Zubrin and Wes Jackson should certainly talk. It does seem that Zubrin has forgotten that the biosphere is rife with amazing tech.
I thought he might be able to surmise that his problem with tampering with ourselves is that we’re playing with tech we don’t fully have control of and could destroy or cause terrible repercussions, etc etc. Since he didn’t, I really wonder what in his value set is inhibiting him.
I also found Micah’s comment interesting about the Genesis view that humanity has a manifest destiny to lord over the rest of the universe. Genesis actually calls men to rule, though many “believers'” view of rule is ironically a totalitarian exploitation. So i wonder, is this Micah’s view or his view on Genesis or his view on others’ view?

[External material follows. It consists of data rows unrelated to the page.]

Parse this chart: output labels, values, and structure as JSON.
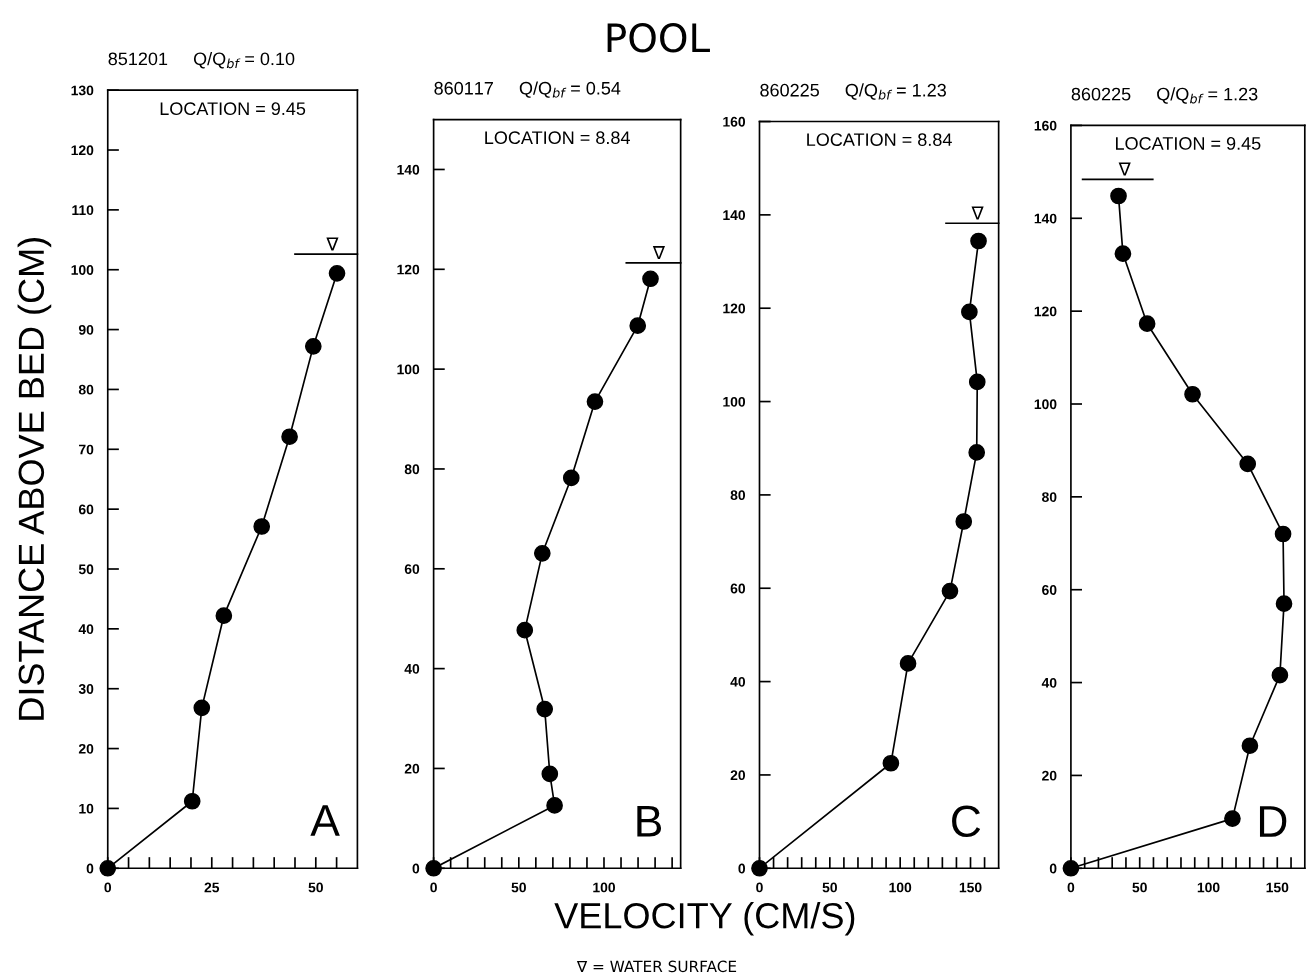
{
  "chart_data": [
    {
      "type": "line",
      "title": "851201     Q/Q$_{bf}$ = 0.10",
      "ylabel": "DISTANCE ABOVE BED (CM)",
      "marker": "circle",
      "line_style": "solid",
      "grid": false,
      "legend": false,
      "series": [
        {
          "color": "#000000",
          "x": [
            0,
            20.3,
            22.6,
            27.9,
            37.0,
            43.7,
            49.4,
            55.1
          ],
          "values": [
            0,
            11.2,
            26.8,
            42.2,
            57.1,
            72.1,
            87.2,
            99.4
          ]
        }
      ],
      "xlim": [
        0,
        60
      ],
      "ylim": [
        0,
        130
      ],
      "xticks": [
        0,
        {
          "value": 5,
          "label": null
        },
        {
          "value": 10,
          "label": null
        },
        {
          "value": 15,
          "label": null
        },
        {
          "value": 20,
          "label": null
        },
        25,
        {
          "value": 30,
          "label": null
        },
        {
          "value": 35,
          "label": null
        },
        {
          "value": 40,
          "label": null
        },
        {
          "value": 45,
          "label": null
        },
        50,
        {
          "value": 55,
          "label": null
        }
      ],
      "yticks": [
        0,
        10,
        20,
        30,
        40,
        50,
        60,
        70,
        80,
        90,
        100,
        110,
        120,
        130
      ],
      "ref_lines": [
        {
          "axis": "y",
          "value": 102.6,
          "label": "∇"
        }
      ],
      "annotations": [
        "LOCATION = 9.45",
        "A",
        "POOL"
      ]
    },
    {
      "type": "line",
      "title": "860117     Q/Q$_{bf}$ = 0.54",
      "xlabel": "VELOCITY (CM/S)",
      "marker": "circle",
      "line_style": "solid",
      "grid": false,
      "legend": false,
      "series": [
        {
          "color": "#000000",
          "x": [
            0,
            71.0,
            68.2,
            65.2,
            53.5,
            63.8,
            80.8,
            94.7,
            119.8,
            127.3
          ],
          "values": [
            0,
            12.6,
            18.9,
            31.9,
            47.7,
            63.1,
            78.2,
            93.5,
            108.7,
            118.1
          ]
        }
      ],
      "xlim": [
        0,
        145
      ],
      "ylim": [
        0,
        150
      ],
      "xticks": [
        0,
        {
          "value": 10,
          "label": null
        },
        {
          "value": 20,
          "label": null
        },
        {
          "value": 30,
          "label": null
        },
        {
          "value": 40,
          "label": null
        },
        50,
        {
          "value": 60,
          "label": null
        },
        {
          "value": 70,
          "label": null
        },
        {
          "value": 80,
          "label": null
        },
        {
          "value": 90,
          "label": null
        },
        100,
        {
          "value": 110,
          "label": null
        },
        {
          "value": 120,
          "label": null
        },
        {
          "value": 130,
          "label": null
        },
        {
          "value": 140,
          "label": null
        }
      ],
      "yticks": [
        0,
        20,
        40,
        60,
        80,
        100,
        120,
        140
      ],
      "ref_lines": [
        {
          "axis": "y",
          "value": 121.3,
          "label": "∇"
        }
      ],
      "annotations": [
        "LOCATION = 8.84",
        "B",
        "∇ = WATER SURFACE"
      ]
    },
    {
      "type": "line",
      "title": "860225     Q/Q$_{bf}$ = 1.23",
      "marker": "circle",
      "line_style": "solid",
      "grid": false,
      "legend": false,
      "series": [
        {
          "color": "#000000",
          "x": [
            0,
            93.4,
            105.6,
            135.4,
            145.2,
            154.4,
            154.8,
            149.2,
            155.7
          ],
          "values": [
            0,
            22.5,
            43.9,
            59.4,
            74.3,
            89.1,
            104.2,
            119.2,
            134.4
          ]
        }
      ],
      "xlim": [
        0,
        170
      ],
      "ylim": [
        0,
        160
      ],
      "xticks": [
        0,
        {
          "value": 10,
          "label": null
        },
        {
          "value": 20,
          "label": null
        },
        {
          "value": 30,
          "label": null
        },
        {
          "value": 40,
          "label": null
        },
        50,
        {
          "value": 60,
          "label": null
        },
        {
          "value": 70,
          "label": null
        },
        {
          "value": 80,
          "label": null
        },
        {
          "value": 90,
          "label": null
        },
        100,
        {
          "value": 110,
          "label": null
        },
        {
          "value": 120,
          "label": null
        },
        {
          "value": 130,
          "label": null
        },
        {
          "value": 140,
          "label": null
        },
        150,
        {
          "value": 160,
          "label": null
        }
      ],
      "yticks": [
        0,
        20,
        40,
        60,
        80,
        100,
        120,
        140,
        160
      ],
      "ref_lines": [
        {
          "axis": "y",
          "value": 138.2,
          "label": "∇"
        }
      ],
      "annotations": [
        "LOCATION = 8.84",
        "C"
      ]
    },
    {
      "type": "line",
      "title": "860225     Q/Q$_{bf}$ = 1.23",
      "marker": "circle",
      "line_style": "solid",
      "grid": false,
      "legend": false,
      "series": [
        {
          "color": "#000000",
          "x": [
            0,
            117.4,
            130.1,
            151.9,
            154.9,
            154.2,
            128.5,
            88.4,
            55.4,
            37.8,
            34.6
          ],
          "values": [
            0,
            10.7,
            26.4,
            41.6,
            57.0,
            72.0,
            87.1,
            102.1,
            117.3,
            132.4,
            144.8
          ]
        }
      ],
      "xlim": [
        0,
        170
      ],
      "ylim": [
        0,
        160
      ],
      "xticks": [
        0,
        {
          "value": 10,
          "label": null
        },
        {
          "value": 20,
          "label": null
        },
        {
          "value": 30,
          "label": null
        },
        {
          "value": 40,
          "label": null
        },
        50,
        {
          "value": 60,
          "label": null
        },
        {
          "value": 70,
          "label": null
        },
        {
          "value": 80,
          "label": null
        },
        {
          "value": 90,
          "label": null
        },
        100,
        {
          "value": 110,
          "label": null
        },
        {
          "value": 120,
          "label": null
        },
        {
          "value": 130,
          "label": null
        },
        {
          "value": 140,
          "label": null
        },
        150,
        {
          "value": 160,
          "label": null
        }
      ],
      "yticks": [
        0,
        20,
        40,
        60,
        80,
        100,
        120,
        140,
        160
      ],
      "ref_lines": [
        {
          "axis": "y",
          "value": 148.4,
          "label": "∇"
        }
      ],
      "annotations": [
        "LOCATION = 9.45",
        "D"
      ]
    }
  ]
}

I thought this was a really great conversation. Zubrin implicitly got at something that I thought has been left out of many previous conversations and has had me talking back to my iphone repeatedly while listening.
One thing that’s regularly come up in the various conversations about happiness is the importance of a sense of purpose to human happiness. We’ve talked about this as belonging, as being connected to the spiritual. But another source of purpose that human beings seem to innately have is a sense of discovery. By nature we’re explorers and inventors. We may have gotten that way for evolutionary reasons (as Colin Camerer discussed), but it’s a deep part of who we are.
As Aaron Sorkin wrote on The West Wing in answer to the question why should we pay to go to Mars, “‘Cause it’s next. ‘Cause we came out of the cave, and we looked over the hill and we saw fire; and we crossed the ocean and we pioneered the west, and we took to the sky. The history of man is hung on a timeline of exploration and this is what’s next.” http://www.youtube.com/watch?v=oHGK96-WixU&t=0m25s
Scientific and technological exploration and improvement are not just ways of subjugating the natural world to human use or ensuring human survival, they’re also expressions of one of our innate ways of finding purpose in the world and hence happiness.